Four other antipsychotic drugs had no consistent effect, although Gage notes that all of the drugs benefited cells from at least one patient. His team also reported differences in gene expression between the neurons of patients with schizophrenia and those of healthy people, including changes in genes related to synapse function and others previously implicated in genetic studies of the disease.

Michael Owen, a psychiatric geneticist at Cardiff University, UK, agrees that synapses are a reasonable place to look for differences between neurons from people with schizophrenia and those of healthy individuals. However, he says it is a logical leap to conclude that such differences underlie schizophrenia.

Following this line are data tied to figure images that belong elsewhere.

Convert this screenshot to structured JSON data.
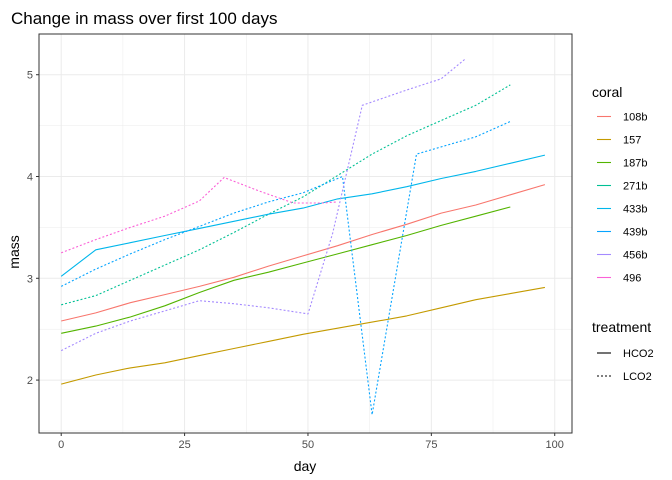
{
  "chart_data": {
    "type": "line",
    "title": "Change in mass over first 100 days",
    "xlabel": "day",
    "ylabel": "mass",
    "xlim": [
      -4.5,
      103.5
    ],
    "ylim": [
      1.48,
      5.4
    ],
    "x_ticks": [
      0,
      25,
      50,
      75,
      100
    ],
    "y_ticks": [
      2,
      3,
      4,
      5
    ],
    "grid": true,
    "legend_position": "right",
    "legend": {
      "color_title": "coral",
      "linetype_title": "treatment",
      "linetype_entries": [
        {
          "label": "HCO2",
          "style": "solid"
        },
        {
          "label": "LCO2",
          "style": "dotted"
        }
      ]
    },
    "series": [
      {
        "name": "108b",
        "color": "#F8766D",
        "treatment": "HCO2",
        "points": [
          [
            0,
            2.58
          ],
          [
            7,
            2.66
          ],
          [
            14,
            2.76
          ],
          [
            21,
            2.84
          ],
          [
            28,
            2.92
          ],
          [
            35,
            3.01
          ],
          [
            42,
            3.12
          ],
          [
            49,
            3.22
          ],
          [
            56,
            3.32
          ],
          [
            63,
            3.43
          ],
          [
            70,
            3.53
          ],
          [
            77,
            3.64
          ],
          [
            84,
            3.72
          ],
          [
            91,
            3.82
          ],
          [
            98,
            3.92
          ]
        ]
      },
      {
        "name": "157",
        "color": "#C49A00",
        "treatment": "HCO2",
        "points": [
          [
            0,
            1.96
          ],
          [
            7,
            2.05
          ],
          [
            14,
            2.12
          ],
          [
            21,
            2.17
          ],
          [
            28,
            2.24
          ],
          [
            35,
            2.31
          ],
          [
            42,
            2.38
          ],
          [
            49,
            2.45
          ],
          [
            56,
            2.51
          ],
          [
            63,
            2.57
          ],
          [
            70,
            2.63
          ],
          [
            77,
            2.71
          ],
          [
            84,
            2.79
          ],
          [
            91,
            2.85
          ],
          [
            98,
            2.91
          ]
        ]
      },
      {
        "name": "187b",
        "color": "#53B400",
        "treatment": "HCO2",
        "points": [
          [
            0,
            2.46
          ],
          [
            7,
            2.53
          ],
          [
            14,
            2.62
          ],
          [
            21,
            2.73
          ],
          [
            28,
            2.86
          ],
          [
            35,
            2.98
          ],
          [
            42,
            3.06
          ],
          [
            49,
            3.15
          ],
          [
            56,
            3.24
          ],
          [
            63,
            3.33
          ],
          [
            70,
            3.42
          ],
          [
            77,
            3.52
          ],
          [
            84,
            3.61
          ],
          [
            91,
            3.7
          ]
        ]
      },
      {
        "name": "271b",
        "color": "#00C094",
        "treatment": "LCO2",
        "points": [
          [
            0,
            2.74
          ],
          [
            7,
            2.83
          ],
          [
            14,
            2.98
          ],
          [
            21,
            3.13
          ],
          [
            28,
            3.28
          ],
          [
            35,
            3.45
          ],
          [
            42,
            3.63
          ],
          [
            49,
            3.8
          ],
          [
            56,
            4.01
          ],
          [
            63,
            4.22
          ],
          [
            70,
            4.4
          ],
          [
            77,
            4.55
          ],
          [
            84,
            4.7
          ],
          [
            91,
            4.9
          ]
        ]
      },
      {
        "name": "433b",
        "color": "#00B6EB",
        "treatment": "HCO2",
        "points": [
          [
            0,
            3.02
          ],
          [
            7,
            3.28
          ],
          [
            14,
            3.35
          ],
          [
            21,
            3.42
          ],
          [
            28,
            3.49
          ],
          [
            35,
            3.56
          ],
          [
            42,
            3.63
          ],
          [
            49,
            3.69
          ],
          [
            56,
            3.78
          ],
          [
            63,
            3.83
          ],
          [
            70,
            3.9
          ],
          [
            77,
            3.98
          ],
          [
            84,
            4.05
          ],
          [
            91,
            4.13
          ],
          [
            98,
            4.21
          ]
        ]
      },
      {
        "name": "439b",
        "color": "#06A4FF",
        "treatment": "LCO2",
        "points": [
          [
            0,
            2.92
          ],
          [
            7,
            3.09
          ],
          [
            14,
            3.24
          ],
          [
            21,
            3.38
          ],
          [
            28,
            3.51
          ],
          [
            35,
            3.64
          ],
          [
            42,
            3.75
          ],
          [
            49,
            3.84
          ],
          [
            57,
            4.0
          ],
          [
            63,
            1.66
          ],
          [
            72,
            4.22
          ],
          [
            84,
            4.39
          ],
          [
            91,
            4.54
          ]
        ]
      },
      {
        "name": "456b",
        "color": "#A58AFF",
        "treatment": "LCO2",
        "points": [
          [
            0,
            2.29
          ],
          [
            7,
            2.46
          ],
          [
            14,
            2.58
          ],
          [
            21,
            2.68
          ],
          [
            28,
            2.78
          ],
          [
            35,
            2.75
          ],
          [
            42,
            2.71
          ],
          [
            50,
            2.65
          ],
          [
            55,
            3.44
          ],
          [
            61,
            4.7
          ],
          [
            70,
            4.85
          ],
          [
            77,
            4.96
          ],
          [
            82,
            5.16
          ]
        ]
      },
      {
        "name": "496",
        "color": "#FB61D7",
        "treatment": "LCO2",
        "points": [
          [
            0,
            3.25
          ],
          [
            7,
            3.38
          ],
          [
            14,
            3.5
          ],
          [
            21,
            3.61
          ],
          [
            28,
            3.76
          ],
          [
            33,
            3.99
          ],
          [
            40,
            3.86
          ],
          [
            47,
            3.74
          ],
          [
            53,
            3.74
          ],
          [
            56,
            3.75
          ]
        ]
      }
    ]
  }
}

Moreover, differences between cells derived from patients with mental illnesses and those of healthy people could reflect changes brought about by the process of creating iPSCs and not the disease itself, warns Kwang-Soo Kim, a stem-cell scientist at McLean Hospital in Belmont, Massachusetts. This could be problematic in mental illness, in which the differences between healthy and disease cells may be slight, Kim says.

So far, many of the iPSC models published are for diseases resulting from mutations in a single gene. Mental illnesses couldn't be more different. A recent study of more than 3,000 people with schizophrenia suggested that thousands of genetic variations contribute to the disease7. Equally problematic is the fact that one patient's form of schizophrenia may have different genetic and environmental causes from another's, says Owen. "These disorders are not really disorders. There's no such thing as schizophrenia. It's a syndrome. It's a collection of things psychiatrists have grouped together."

Model targets

Stephen Haggarty, a chemical neurobiologist at Massachusetts General Hospital in Boston, is tackling the genetic complexity of mental illness head-on. His team is creating neurons from patients with specific mutations implicated in schizophrenia, bipolar disorder and other conditions. Scientists do not know what most mutations linked to schizophrenia do to a cell, and iPSC models offer a way to find out, says Haggarty.
Despite these challenges, iPSC models of mental illness may be the best hope for identifying the fundamental defects that underlie these diseases – and ways to reverse them. Most antipsychotic drugs target the same dopamine receptor, and iPSC models could be "a way to find new treatments that are not more of the same", says Margolis.

Evan Snyder, a stem-cell biologist studying mental illness at the Sanford–Burnham Medical Research Institute in San Diego, says it will be a long slog before scientists identify differences in the neurons of psychiatric patients that are relevant to their disease. "We'd like to think that one can model a complex disease like schizophrenia in a dish, but we have to realize this is the ultimate in reductionism."

Nonetheless, he and other scientists are optimistic that, with enough scientists creating iPSCs from enough patients, real insight into the confounding diseases will follow. "We've got to start somewhere," says Snyder.